Tuesday, December 01, 2009

In Re Marriage of Buie & Neighbors (Cal. Ct. App. - Dec. 1, 2009)

I have to mention this case. For two (admittedly trivial) reasons.

First, I like the caption. "In Re Marriage of Buie & Neighbors". No, it's not a case from Utah. The wife's name is Tatia Buie, and the husband's name is Walter Neighbors. Still. Funny.

Second, I like that the only thing the case is about is whether the husband owns the 2001 Porsche 996 outright, or whether half of it belongs to his ex-wife. No fights about kids, houses, alimony, etc. Nothing important like that. Down here in San Diego, we fight about a 9-year old Porsche.

The merits are actually worth mention as well. The car was bought with wife's separate funds and allegedly "given" to the husband shortly before his birthday. Well, gifts can be separate property, but they generally require a writing, which doesn't exist here. But the writing requirement does not apply "to a gift between the spouses of clothing, wearing apparel, jewelry, or other tangible articles of a personal nature that is used solely or principally by the spouse to whom the gift is made and that is not substantial in value taking into account the circumstances of the marriage" (emphasis mine).

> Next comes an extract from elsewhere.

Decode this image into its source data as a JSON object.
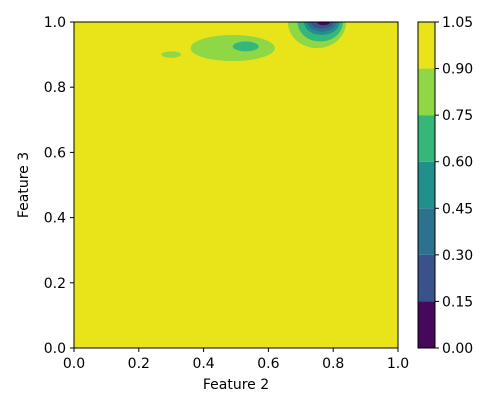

Since everyone agrees that husband used the Porche and the spouses were hugely wealthy, the only question is whether the car was a "tangible article of a personal nature."

So a straightforward issue of statutory interpretation. The trial court thought that the Porche qualified, since it was tangible (duh) and pretty personal. That's eminently reasonable, and a pretty good textual take. Plus it's supported by both the representative list as well as the policy of the statute, since I think one could readily view a Porche to be sort of like jewelry for dudes.

But the Court of Appeal reverses. Principally due to legislative history. And as far as that goes, the legislative history includes a pretty telling sentence from the source of the legislation -- the California Law Revision Commission -- that says: "the gift of an automobile, for example, would not create a presumption that the property is separate, since an automobile is not an article of a personal nature within the meaning of the [statute]."

So it's a classic modern day statutory interpretation battle. The text, read alone, suggests (in my view, strongly) X. But the legislative history even more strongly suggests Y. Which rules?

Personally, I might fall somewhere in the middle. Most cars might not be items of a personal nature, since in most marriages, they aren't treated that way. Personally, for example, although I have "my" car (a 2000 Nissan Maxima) and my wife has "hers" (a 2001 Nissan Altima), and we generally drive our own cars, there are definitely times we drive the other's, and I have no doubt that they're not items of a "personal" nature in our family.

But I can see at least the possibility that other families would be different. Particularly when a car is "special" like a Porsche, and perhaps of interest to only one of the spouses. So I might be of the opinion that the truth falls somewhere in between, and that perhaps neither the text nor the legislative history establishes an absolute principal.

But the Court of Appeals feels otherwise, and after all, the legislative history isn't as nuanced as my personal vision. So be it.
POSTSCRIPT - One of my readers (again, anonymity is always assured here at the California Appellate Report) had a great thought: What if the car had a manual transmission and only one of the spouses could knew how to drive a stick? That would seem powerful, powerful evidence that the car was indeed "personal" to one of the spouses.